Deep Purple-Made In Europe (1976)

By the time the live album "Made In Europe" was released, Deep Purple had practically disbanded. In fact, this album was released as a sort of epitaph by Purple Records and published by EMI months after the band's last album of the 1970s, "Come Taste The Band". While the so-called Mark II lineup (Glover, Blackmore, Gillan, Lord, and Paice) had released their live album, the fabulous "Made In Japan", this Mark III lineup, composed of Blackmore, Lord, Paice, Coverdale, and Hughes, would also have its own live album, recorded during the "Stormbringer" tour in April 1975 in Germany and Austria. Specifically, these would be the last three shows the band would play, and therefore the last for guitarist Ritchie Blackmore before he left to found Rainbow later that year.
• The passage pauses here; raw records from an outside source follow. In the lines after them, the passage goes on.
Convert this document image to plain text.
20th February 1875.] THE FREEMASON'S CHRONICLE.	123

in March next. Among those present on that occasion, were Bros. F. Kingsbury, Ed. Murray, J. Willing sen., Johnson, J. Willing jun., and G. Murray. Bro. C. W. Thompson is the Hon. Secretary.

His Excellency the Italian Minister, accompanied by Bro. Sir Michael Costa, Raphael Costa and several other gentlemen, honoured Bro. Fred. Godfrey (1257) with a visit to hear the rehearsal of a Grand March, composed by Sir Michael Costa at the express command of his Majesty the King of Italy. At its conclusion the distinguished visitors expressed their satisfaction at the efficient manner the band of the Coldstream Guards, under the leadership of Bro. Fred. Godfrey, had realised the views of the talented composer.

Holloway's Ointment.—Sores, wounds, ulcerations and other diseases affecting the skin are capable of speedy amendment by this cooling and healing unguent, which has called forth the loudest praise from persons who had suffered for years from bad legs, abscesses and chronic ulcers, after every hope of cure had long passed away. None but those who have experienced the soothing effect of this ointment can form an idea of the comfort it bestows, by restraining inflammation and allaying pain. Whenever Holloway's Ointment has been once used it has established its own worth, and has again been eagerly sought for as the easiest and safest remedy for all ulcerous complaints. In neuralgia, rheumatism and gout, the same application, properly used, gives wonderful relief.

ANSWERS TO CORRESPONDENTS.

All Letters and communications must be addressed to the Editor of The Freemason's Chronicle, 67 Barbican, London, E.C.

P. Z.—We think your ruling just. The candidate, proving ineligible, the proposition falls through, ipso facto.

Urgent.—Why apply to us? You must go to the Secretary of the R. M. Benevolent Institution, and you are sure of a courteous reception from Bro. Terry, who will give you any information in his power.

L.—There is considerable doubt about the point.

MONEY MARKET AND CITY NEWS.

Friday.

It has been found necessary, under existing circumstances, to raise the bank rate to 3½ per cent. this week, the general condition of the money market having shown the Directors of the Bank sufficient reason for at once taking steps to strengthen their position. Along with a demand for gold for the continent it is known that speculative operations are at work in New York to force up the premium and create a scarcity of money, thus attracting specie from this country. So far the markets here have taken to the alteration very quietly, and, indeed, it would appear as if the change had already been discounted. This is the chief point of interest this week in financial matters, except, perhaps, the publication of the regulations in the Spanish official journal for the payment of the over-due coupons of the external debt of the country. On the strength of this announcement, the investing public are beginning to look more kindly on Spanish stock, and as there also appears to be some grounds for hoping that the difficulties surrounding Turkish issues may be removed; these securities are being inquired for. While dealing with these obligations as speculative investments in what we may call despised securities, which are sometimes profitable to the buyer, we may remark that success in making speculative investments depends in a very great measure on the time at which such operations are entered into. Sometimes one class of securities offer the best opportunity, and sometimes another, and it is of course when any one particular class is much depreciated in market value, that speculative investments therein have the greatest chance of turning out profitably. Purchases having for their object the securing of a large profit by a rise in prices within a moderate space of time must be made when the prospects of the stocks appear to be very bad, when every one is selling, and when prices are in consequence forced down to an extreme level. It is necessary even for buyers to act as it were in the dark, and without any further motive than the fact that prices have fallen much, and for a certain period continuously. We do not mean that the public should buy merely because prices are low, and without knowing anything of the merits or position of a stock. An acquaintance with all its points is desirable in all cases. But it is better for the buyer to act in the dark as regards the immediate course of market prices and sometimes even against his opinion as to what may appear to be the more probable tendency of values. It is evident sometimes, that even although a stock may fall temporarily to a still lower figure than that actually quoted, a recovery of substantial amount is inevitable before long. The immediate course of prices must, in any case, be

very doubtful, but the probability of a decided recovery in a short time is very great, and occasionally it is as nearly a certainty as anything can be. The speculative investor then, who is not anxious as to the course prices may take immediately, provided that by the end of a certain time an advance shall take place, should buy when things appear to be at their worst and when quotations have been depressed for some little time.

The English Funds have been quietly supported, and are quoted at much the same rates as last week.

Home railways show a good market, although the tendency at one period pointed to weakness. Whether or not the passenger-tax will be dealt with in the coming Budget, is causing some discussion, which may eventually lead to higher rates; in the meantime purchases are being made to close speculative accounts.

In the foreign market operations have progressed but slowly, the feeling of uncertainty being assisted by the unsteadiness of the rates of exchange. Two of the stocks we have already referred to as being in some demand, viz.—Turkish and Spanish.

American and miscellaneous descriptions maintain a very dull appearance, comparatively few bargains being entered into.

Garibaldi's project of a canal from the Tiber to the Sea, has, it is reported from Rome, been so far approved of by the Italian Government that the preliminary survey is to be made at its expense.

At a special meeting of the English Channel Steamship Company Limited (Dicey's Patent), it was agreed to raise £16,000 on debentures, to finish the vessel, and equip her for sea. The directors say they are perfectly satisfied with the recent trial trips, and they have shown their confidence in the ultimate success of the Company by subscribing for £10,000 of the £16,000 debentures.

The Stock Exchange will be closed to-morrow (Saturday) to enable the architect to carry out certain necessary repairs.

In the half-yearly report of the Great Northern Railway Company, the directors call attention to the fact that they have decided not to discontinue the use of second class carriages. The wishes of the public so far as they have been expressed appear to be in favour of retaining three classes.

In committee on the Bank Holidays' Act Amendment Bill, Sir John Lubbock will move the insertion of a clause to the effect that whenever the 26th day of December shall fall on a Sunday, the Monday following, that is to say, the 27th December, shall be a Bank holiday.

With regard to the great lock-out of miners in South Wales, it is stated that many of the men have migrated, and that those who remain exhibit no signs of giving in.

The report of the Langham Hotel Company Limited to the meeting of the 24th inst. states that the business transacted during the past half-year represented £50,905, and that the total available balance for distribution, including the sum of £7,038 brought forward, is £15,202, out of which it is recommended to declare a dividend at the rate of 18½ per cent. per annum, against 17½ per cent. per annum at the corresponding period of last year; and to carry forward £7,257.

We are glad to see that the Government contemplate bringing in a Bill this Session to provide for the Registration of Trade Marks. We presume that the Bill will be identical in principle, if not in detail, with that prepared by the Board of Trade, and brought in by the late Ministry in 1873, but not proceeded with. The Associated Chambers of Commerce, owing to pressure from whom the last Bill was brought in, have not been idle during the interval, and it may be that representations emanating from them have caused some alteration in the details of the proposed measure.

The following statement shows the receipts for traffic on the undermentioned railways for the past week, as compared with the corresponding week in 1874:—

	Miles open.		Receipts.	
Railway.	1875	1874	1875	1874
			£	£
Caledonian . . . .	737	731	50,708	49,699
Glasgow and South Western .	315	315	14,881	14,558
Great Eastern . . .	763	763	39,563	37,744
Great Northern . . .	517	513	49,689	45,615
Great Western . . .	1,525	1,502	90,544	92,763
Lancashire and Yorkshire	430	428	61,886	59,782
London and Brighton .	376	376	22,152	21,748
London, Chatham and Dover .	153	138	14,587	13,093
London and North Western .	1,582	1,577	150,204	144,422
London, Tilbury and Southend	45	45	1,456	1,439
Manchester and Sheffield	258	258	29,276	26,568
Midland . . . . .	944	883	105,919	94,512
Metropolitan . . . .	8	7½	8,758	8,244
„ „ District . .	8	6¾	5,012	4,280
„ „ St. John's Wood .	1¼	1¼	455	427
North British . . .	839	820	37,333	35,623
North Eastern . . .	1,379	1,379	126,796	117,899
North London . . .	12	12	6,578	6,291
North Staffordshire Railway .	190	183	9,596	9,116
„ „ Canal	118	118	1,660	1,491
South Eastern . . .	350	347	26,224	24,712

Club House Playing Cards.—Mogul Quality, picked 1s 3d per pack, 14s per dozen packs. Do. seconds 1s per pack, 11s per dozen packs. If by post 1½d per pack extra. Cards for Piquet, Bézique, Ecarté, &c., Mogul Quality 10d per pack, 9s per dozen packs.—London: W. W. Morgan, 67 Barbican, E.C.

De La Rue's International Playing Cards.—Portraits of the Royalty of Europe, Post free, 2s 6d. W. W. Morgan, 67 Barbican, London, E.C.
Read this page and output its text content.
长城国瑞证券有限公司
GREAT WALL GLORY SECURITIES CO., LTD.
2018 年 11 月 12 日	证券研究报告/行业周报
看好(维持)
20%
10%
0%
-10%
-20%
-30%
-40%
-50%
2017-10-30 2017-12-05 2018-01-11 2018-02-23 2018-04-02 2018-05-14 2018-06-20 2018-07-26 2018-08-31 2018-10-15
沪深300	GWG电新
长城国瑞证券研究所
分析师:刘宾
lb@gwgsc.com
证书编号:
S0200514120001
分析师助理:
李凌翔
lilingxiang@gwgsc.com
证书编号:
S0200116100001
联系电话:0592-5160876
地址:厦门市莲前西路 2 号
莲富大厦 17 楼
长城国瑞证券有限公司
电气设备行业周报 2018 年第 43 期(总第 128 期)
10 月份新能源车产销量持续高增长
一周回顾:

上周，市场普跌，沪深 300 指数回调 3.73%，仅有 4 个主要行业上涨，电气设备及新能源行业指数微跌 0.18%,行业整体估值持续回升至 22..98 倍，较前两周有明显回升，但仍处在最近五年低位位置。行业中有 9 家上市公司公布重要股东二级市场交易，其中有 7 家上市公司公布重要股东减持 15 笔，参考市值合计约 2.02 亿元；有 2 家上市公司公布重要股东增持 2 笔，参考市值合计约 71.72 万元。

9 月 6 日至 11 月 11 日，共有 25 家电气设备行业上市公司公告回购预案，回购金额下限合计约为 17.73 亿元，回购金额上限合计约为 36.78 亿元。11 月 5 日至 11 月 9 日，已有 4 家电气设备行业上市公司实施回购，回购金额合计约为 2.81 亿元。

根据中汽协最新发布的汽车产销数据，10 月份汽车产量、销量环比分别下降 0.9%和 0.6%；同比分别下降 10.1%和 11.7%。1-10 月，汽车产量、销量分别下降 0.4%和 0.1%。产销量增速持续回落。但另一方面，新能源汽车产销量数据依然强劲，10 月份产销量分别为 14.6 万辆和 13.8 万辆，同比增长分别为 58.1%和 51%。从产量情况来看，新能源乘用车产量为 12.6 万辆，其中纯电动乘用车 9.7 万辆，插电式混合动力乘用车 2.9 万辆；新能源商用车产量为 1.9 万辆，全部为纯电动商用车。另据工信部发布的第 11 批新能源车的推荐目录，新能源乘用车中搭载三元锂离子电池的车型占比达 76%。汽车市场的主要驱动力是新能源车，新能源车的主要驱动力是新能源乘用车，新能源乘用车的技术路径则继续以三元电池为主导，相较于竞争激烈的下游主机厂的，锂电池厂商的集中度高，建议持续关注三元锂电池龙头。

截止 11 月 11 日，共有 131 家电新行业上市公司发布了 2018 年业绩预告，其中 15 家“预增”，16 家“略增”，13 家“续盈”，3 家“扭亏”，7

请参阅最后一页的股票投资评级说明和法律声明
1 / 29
Constantly overshadowed by the aforementioned "Made In Japan", this live album still showcases the greatness that Deep Purple retained at that time. The superb performances of the glorious “Burn” and “Mistreated” alone are reason enough to consider this epitaph a fitting end to the band's career in that decade. The rest of the tracks on this live album are no less impressive: the frenetic “Lady Double Dealer” showcases the vocal prowess of Coverdale and Hughes with a Blackmore in top form on guitar; “You Fool No One” becomes a kind of jam session for the sheer mischief of an exceptional Blackmore and the extraordinary skills of Paice on drums; and the album concludes with the portentous “Stormbringer”. This work would mark the end of Deep Purple in the 70s, thus leaving the band's fans orphaned...at least for ten years when they would reunite for the long-awaited return with the prodigious "Perfect Strangers", but in the meantime the Purple saga would continue with the aforementioned Rainbow, Whitesnake or Ian Gillan Band who would fill that gap in an extraordinary way, until the aforementioned return of the best Purple lineup in 1984.